Families often worry about being accepted as well as valued for their patriotic contribution and sacrifice. One wife and mother said, “In the beginning, everyone clamored to wear a 9/11 pin. Now, no one wears one anymore.”
Fear of Being Weak

Military spouses are usually viewed as hardy, “salt-of-the-earth” type of people who raise resilient children to withstand relocations, absent parents and emotional pain. When the death of a spouse and parent occurs, these families often experience shame in feeling weak, out of control, and emotional.

The comments of one daughter speak for many: “I feel like I’m a disappointment to my father’s legacy. He would be furious if he saw me crying and just being a basket case right now.”
Stresses of Widowhood

Military personnel often choose spouses whom they think can manage the anxiety of military life. The spouses often fit along a range from “independent and capable” to “can carry out orders.” Imagine, then, the shock when some spouses find that after the death of their husband or wife, their life, household and financial management abilities crumble.

“I thought I had everything under control. I guess I’ve just been a soldier, not an officer,” one wife said. She was fine as long as her husband provided a script, but she faltered at making new decisions.
Living on Two Tracks

Like trauma survivors of the Holocaust and childhood sexual abuse, many surviving military spouses and family members describe themselves as “living on two tracks.” One track takes them through daily life and the image they present to the world.

But the other track leads to their darker world inside, filled with anxiety, anger and depression. Even worse, some feel like imposters. “If you can fake it, you can make it,” becomes their rally call.
Unresolved Grief

Unresolved grief is one the biggest issues that military families report. As a result of their difficulties in handling grief, the families experience several “disconnections” between:

a) what was—and still is—expected of their coping skills,

b) their previous view of themselves as hardy, tough and sturdy,

c) normal grief and adjustment reactions, and

d) their struggle to view these reactions as normal and not weak or shameful.
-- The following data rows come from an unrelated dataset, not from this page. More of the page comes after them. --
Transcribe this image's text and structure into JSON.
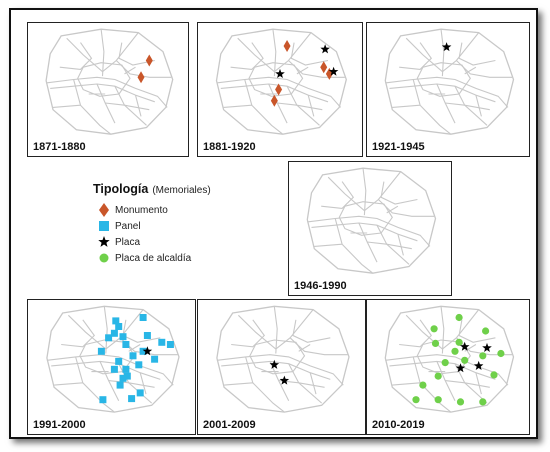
{
  "colors": {
    "monumento": "#c9562a",
    "panel": "#29b6e6",
    "placa": "#000000",
    "alcaldia": "#6fd04a",
    "streets": "#c8c8c8",
    "background": "#ffffff"
  },
  "legend": {
    "title": "Tipología",
    "subtitle": "(Memoriales)",
    "items": [
      {
        "label": "Monumento",
        "icon": "diamond-icon"
      },
      {
        "label": "Panel",
        "icon": "square-icon"
      },
      {
        "label": "Placa",
        "icon": "star-icon"
      },
      {
        "label": "Placa de alcaldía",
        "icon": "circle-icon"
      }
    ]
  },
  "panels": [
    {
      "label": "1871-1880",
      "markers": [
        {
          "type": "monumento",
          "x": 0.8,
          "y": 0.3
        },
        {
          "type": "monumento",
          "x": 0.74,
          "y": 0.45
        }
      ]
    },
    {
      "label": "1881-1920",
      "markers": [
        {
          "type": "monumento",
          "x": 0.55,
          "y": 0.17
        },
        {
          "type": "placa",
          "x": 0.82,
          "y": 0.2
        },
        {
          "type": "placa",
          "x": 0.5,
          "y": 0.42
        },
        {
          "type": "monumento",
          "x": 0.81,
          "y": 0.36
        },
        {
          "type": "monumento",
          "x": 0.85,
          "y": 0.42
        },
        {
          "type": "placa",
          "x": 0.88,
          "y": 0.4
        },
        {
          "type": "monumento",
          "x": 0.49,
          "y": 0.56
        },
        {
          "type": "monumento",
          "x": 0.46,
          "y": 0.66
        }
      ]
    },
    {
      "label": "1921-1945",
      "markers": [
        {
          "type": "placa",
          "x": 0.49,
          "y": 0.18
        }
      ]
    },
    {
      "label": "1946-1990",
      "markers": []
    },
    {
      "label": "1991-2000",
      "markers": [
        {
          "type": "panel",
          "x": 0.53,
          "y": 0.15
        },
        {
          "type": "panel",
          "x": 0.55,
          "y": 0.2
        },
        {
          "type": "panel",
          "x": 0.52,
          "y": 0.26
        },
        {
          "type": "panel",
          "x": 0.48,
          "y": 0.3
        },
        {
          "type": "panel",
          "x": 0.58,
          "y": 0.29
        },
        {
          "type": "panel",
          "x": 0.72,
          "y": 0.12
        },
        {
          "type": "panel",
          "x": 0.75,
          "y": 0.28
        },
        {
          "type": "panel",
          "x": 0.6,
          "y": 0.36
        },
        {
          "type": "panel",
          "x": 0.85,
          "y": 0.34
        },
        {
          "type": "panel",
          "x": 0.91,
          "y": 0.36
        },
        {
          "type": "panel",
          "x": 0.43,
          "y": 0.42
        },
        {
          "type": "panel",
          "x": 0.65,
          "y": 0.46
        },
        {
          "type": "panel",
          "x": 0.72,
          "y": 0.42
        },
        {
          "type": "panel",
          "x": 0.8,
          "y": 0.49
        },
        {
          "type": "panel",
          "x": 0.55,
          "y": 0.51
        },
        {
          "type": "panel",
          "x": 0.69,
          "y": 0.54
        },
        {
          "type": "panel",
          "x": 0.52,
          "y": 0.58
        },
        {
          "type": "panel",
          "x": 0.6,
          "y": 0.58
        },
        {
          "type": "panel",
          "x": 0.61,
          "y": 0.64
        },
        {
          "type": "panel",
          "x": 0.58,
          "y": 0.66
        },
        {
          "type": "panel",
          "x": 0.56,
          "y": 0.72
        },
        {
          "type": "panel",
          "x": 0.7,
          "y": 0.79
        },
        {
          "type": "panel",
          "x": 0.64,
          "y": 0.84
        },
        {
          "type": "panel",
          "x": 0.44,
          "y": 0.85
        },
        {
          "type": "placa",
          "x": 0.75,
          "y": 0.42
        }
      ]
    },
    {
      "label": "2001-2009",
      "markers": [
        {
          "type": "placa",
          "x": 0.45,
          "y": 0.54
        },
        {
          "type": "placa",
          "x": 0.52,
          "y": 0.68
        }
      ]
    },
    {
      "label": "2010-2019",
      "markers": [
        {
          "type": "alcaldia",
          "x": 0.58,
          "y": 0.12
        },
        {
          "type": "alcaldia",
          "x": 0.4,
          "y": 0.22
        },
        {
          "type": "alcaldia",
          "x": 0.77,
          "y": 0.24
        },
        {
          "type": "alcaldia",
          "x": 0.58,
          "y": 0.34
        },
        {
          "type": "alcaldia",
          "x": 0.41,
          "y": 0.35
        },
        {
          "type": "alcaldia",
          "x": 0.55,
          "y": 0.42
        },
        {
          "type": "alcaldia",
          "x": 0.48,
          "y": 0.52
        },
        {
          "type": "alcaldia",
          "x": 0.62,
          "y": 0.5
        },
        {
          "type": "alcaldia",
          "x": 0.75,
          "y": 0.46
        },
        {
          "type": "alcaldia",
          "x": 0.88,
          "y": 0.44
        },
        {
          "type": "alcaldia",
          "x": 0.43,
          "y": 0.64
        },
        {
          "type": "alcaldia",
          "x": 0.32,
          "y": 0.72
        },
        {
          "type": "alcaldia",
          "x": 0.83,
          "y": 0.63
        },
        {
          "type": "alcaldia",
          "x": 0.27,
          "y": 0.85
        },
        {
          "type": "alcaldia",
          "x": 0.43,
          "y": 0.85
        },
        {
          "type": "alcaldia",
          "x": 0.59,
          "y": 0.87
        },
        {
          "type": "alcaldia",
          "x": 0.75,
          "y": 0.87
        },
        {
          "type": "placa",
          "x": 0.62,
          "y": 0.38
        },
        {
          "type": "placa",
          "x": 0.78,
          "y": 0.39
        },
        {
          "type": "placa",
          "x": 0.59,
          "y": 0.57
        },
        {
          "type": "placa",
          "x": 0.72,
          "y": 0.55
        }
      ]
    }
  ]
}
Families often
say things such as “I always saw myself as strong.” Shame and confusion replace confidence.
Ineffective Methods to Deal With Grief

To deal with their grief, families frequently rely on the same ineffective and often damaging coping mechanisms of non-military families. For example, depression, substance abuse or difficulty in working and parenting might occur.

What makes these grief responses of military families so different is that their unique burden of shame of not coping better, disappointment and anger in the quality of their mental health services and lack of perceived national support heightens the emotional intensity, duration, frequency and resistance to changing their ineffective coping tools.

Grief is already a lonely experience. This extra burden makes it even heavier. Soon, the families are caught in a shame-grief-shame cycle that eats away at their ability to change their behavior and negative self-view.
Reassessing Family Relationships

Finally, like many widows and widowers, the spouses often reassess their marriages. For example, wives might discover that they are “relieved” to be out of a bad marriage. Children also may see the deceased parent differently.

The difference in military families is the perceived pressure from the military community to maintain positive views of the deceased partner or parent. For example, serious flaws, such as domestic violence or child abuse might get overlooked. Children may have to work extra hard to conceal their anger at the living parent for having chosen a bad partner.

Military families often flip-flop internally between seeing the truth and glorifying the deceased. The family members sense a heightened taboo against saying anything negative about the deceased and keep secrets about their real feelings.